Societies publish recommendations for managing patients with acute MI amid COVID-19 pandemic
By Denise Baez
NEW YORK - April 23, 2020 - The Society for Cardiovascular Angiography and Interventions (SCAI), the American College of Cardiology (ACC), and the American College of Emergency Physicians (ACEP) have released a consensus statement that provides recommendations for a systematic approach for the care of patients with an acute myocardial infarction (AMI) during the coronavirus disease 2019 (COVID-19) pandemic.
The document is jointly published in Catheterization and Cardiovascular Interventions and the Journal of the American College of Cardiology.

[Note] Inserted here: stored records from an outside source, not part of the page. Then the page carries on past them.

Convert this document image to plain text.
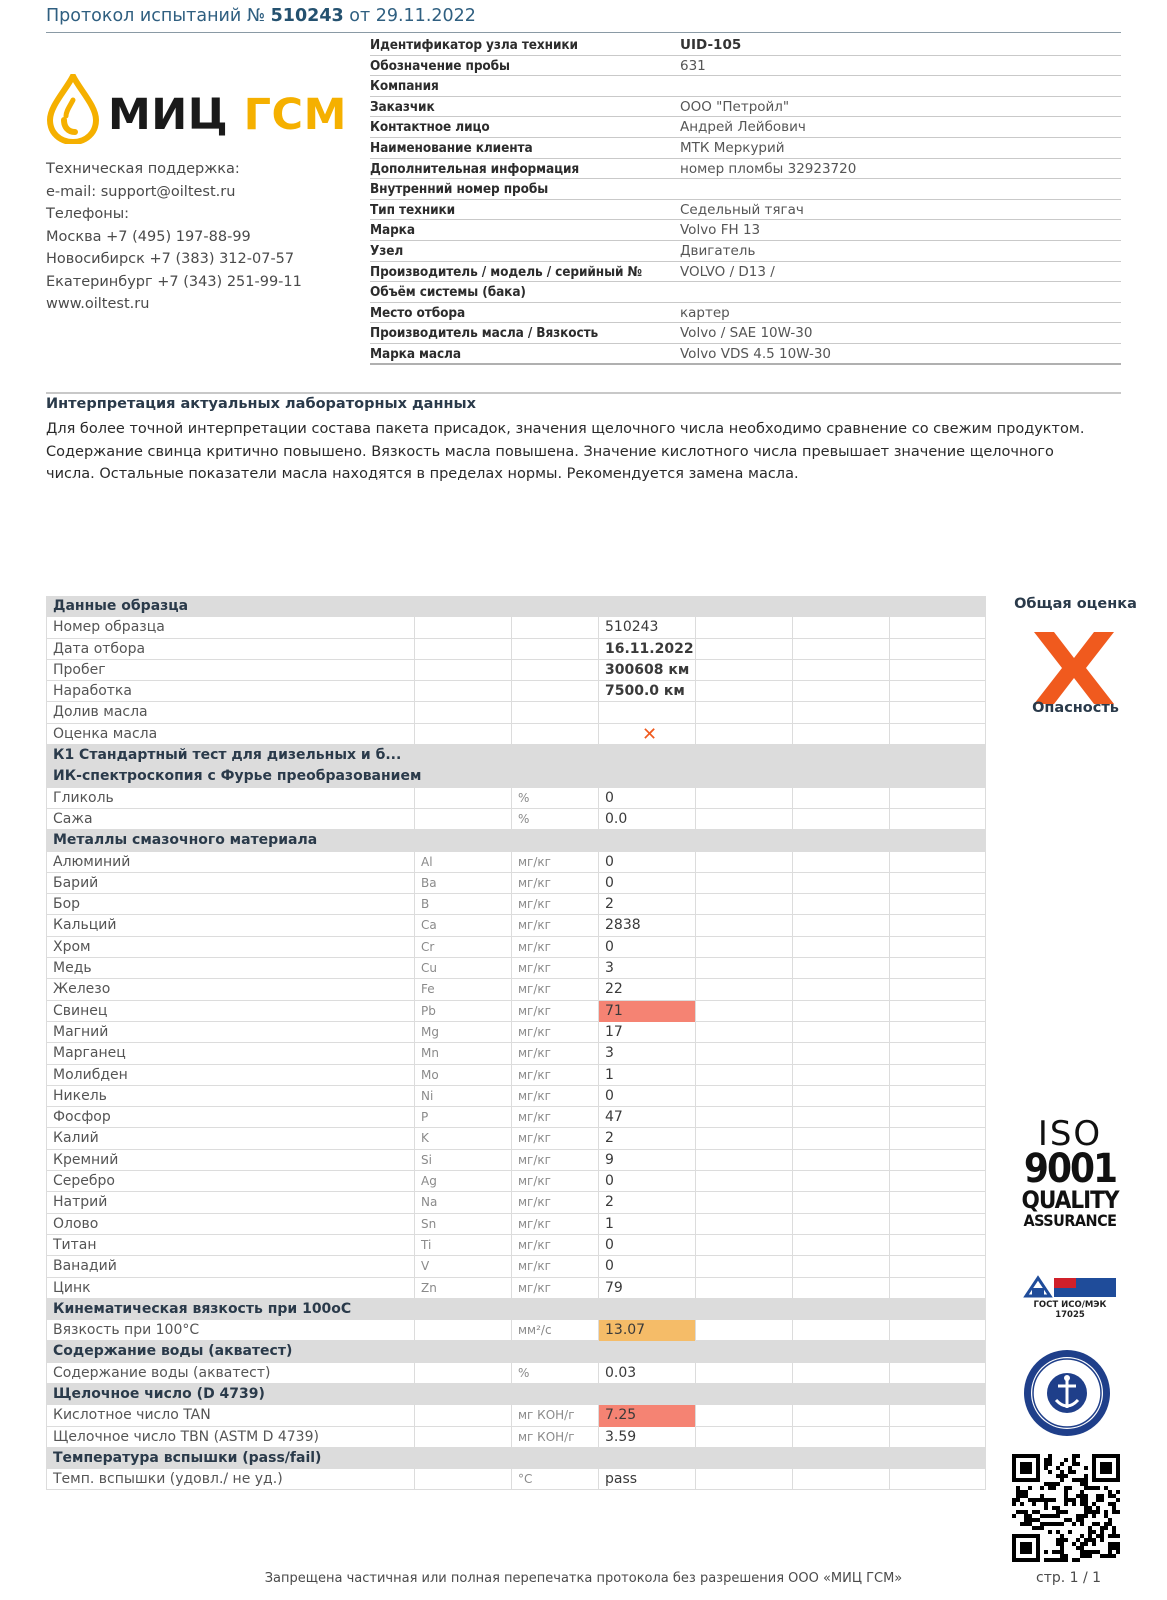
Протокол испытаний № 510243 от 29.11.2022
МИЦ ГСМ
Техническая поддержка:
e-mail: support@oiltest.ru
Телефоны:
Москва +7 (495) 197-88-99
Новосибирск +7 (383) 312-07-57
Екатеринбург +7 (343) 251-99-11
www.oiltest.ru
Идентификатор узла техники	UID-105
Обозначение пробы	631
Компания
Заказчик	ООО "Петройл"
Контактное лицо	Андрей Лейбович
Наименование клиента	МТК Меркурий
Дополнительная информация	номер пломбы 32923720
Внутренний номер пробы
Тип техники	Седельный тягач
Марка	Volvo FH 13
Узел	Двигатель
Производитель / модель / серийный №	VOLVO / D13 /
Объём системы (бака)
Место отбора	картер
Производитель масла / Вязкость	Volvo / SAE 10W-30
Марка масла	Volvo VDS 4.5 10W-30
Интерпретация актуальных лабораторных данных
Для более точной интерпретации состава пакета присадок, значения щелочного числа необходимо сравнение со свежим продуктом.
Содержание свинца критично повышено. Вязкость масла повышена. Значение кислотного числа превышает значение щелочного
числа. Остальные показатели масла находятся в пределах нормы. Рекомендуется замена масла.
Данные образца
Номер образца	510243
Дата отбора	16.11.2022
Пробег	300608 км
Наработка	7500.0 км
Долив масла
Оценка масла	✕
К1 Стандартный тест для дизельных и б...
ИК-спектроскопия с Фурье преобразованием
Гликоль	%	0
Сажа	%	0.0
Металлы смазочного материала
Алюминий	Al	мг/кг	0
Барий	Ba	мг/кг	0
Бор	B	мг/кг	2
Кальций	Ca	мг/кг	2838
Хром	Cr	мг/кг	0
Медь	Cu	мг/кг	3
Железо	Fe	мг/кг	22
Свинец	Pb	мг/кг	71
Магний	Mg	мг/кг	17
Марганец	Mn	мг/кг	3
Молибден	Mo	мг/кг	1
Никель	Ni	мг/кг	0
Фосфор	P	мг/кг	47
Калий	K	мг/кг	2
Кремний	Si	мг/кг	9
Серебро	Ag	мг/кг	0
Натрий	Na	мг/кг	2
Олово	Sn	мг/кг	1
Титан	Ti	мг/кг	0
Ванадий	V	мг/кг	0
Цинк	Zn	мг/кг	79
Кинематическая вязкость при 100оС
Вязкость при 100°С	мм²/с	13.07
Содержание воды (акватест)
Содержание воды (акватест)	%	0.03
Щелочное число (D 4739)
Кислотное число TAN	мг КОН/г	7.25
Щелочное число TBN (ASTM D 4739)	мг КОН/г	3.59
Температура вспышки (pass/fail)
Темп. вспышки (удовл./ не уд.)	°C	pass
Общая оценка
Опасность
ISO
9001
QUALITY
ASSURANCE
ГОСТ ИСО/МЭК
17025
Запрещена частичная или полная перепечатка протокола без разрешения ООО «МИЦ ГСМ»	стр. 1 / 1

“Cardiovascular manifestations of COVID‐19 are complex with patients presenting with AMI, myocarditis simulating a ST‐elevation MI presentation, stress cardiomyopathy, non‐ischaemic cardiomyopathy, coronary spasm, or nonspecific myocardial injury and the prevalence of COVID‐19 disease in the US population remains unknown with risk of asymptomatic spread,” wrote Ehtisham Mahmud, MD, University of California San Diego, San Diego, California, and colleagues.
The document addresses the care of these patients focusing on (1) the varied clinical presentations; (2) appropriate personal protection equipment (PPE) for health care workers; (3) role of the Emergency Department, Emergency Medical System (EMS), and the Cardiac Catheterisation Laboratory; and (4) regional STEMI systems of care.
“During the COVID-19 pandemic we wanted to ensure that patients continue to benefit from the tremendous advances made in the care of patients with cardiovascular disease over the past three decades,” said Dr. Mahmud. “Primary percutaneous coronary intervention (PCI) is the standard of care for patients with STEMI, and in this document, we outline an approach to providing that therapy at PCI-capable hospitals while also ensuring health care worker safety with appropriate PPE.”
The writing group recommends that during the COVID‐19 pandemic, primary PCI remains the standard of care for patients with STEMI at PCI-capable hospitals when it can be provided in a timely fashion, with an expert team outfitted with PPE in a dedicated cardiac catheterisation laboratory room. A fibrinolysis‐based strategy may be entertained at non-PCI-capable referral hospitals or in specific situations where primary PCI cannot be executed or is not deemed the best option. The writing group also recommends that patients continue to call EMS when presenting with acute ischaemic heart disease symptoms.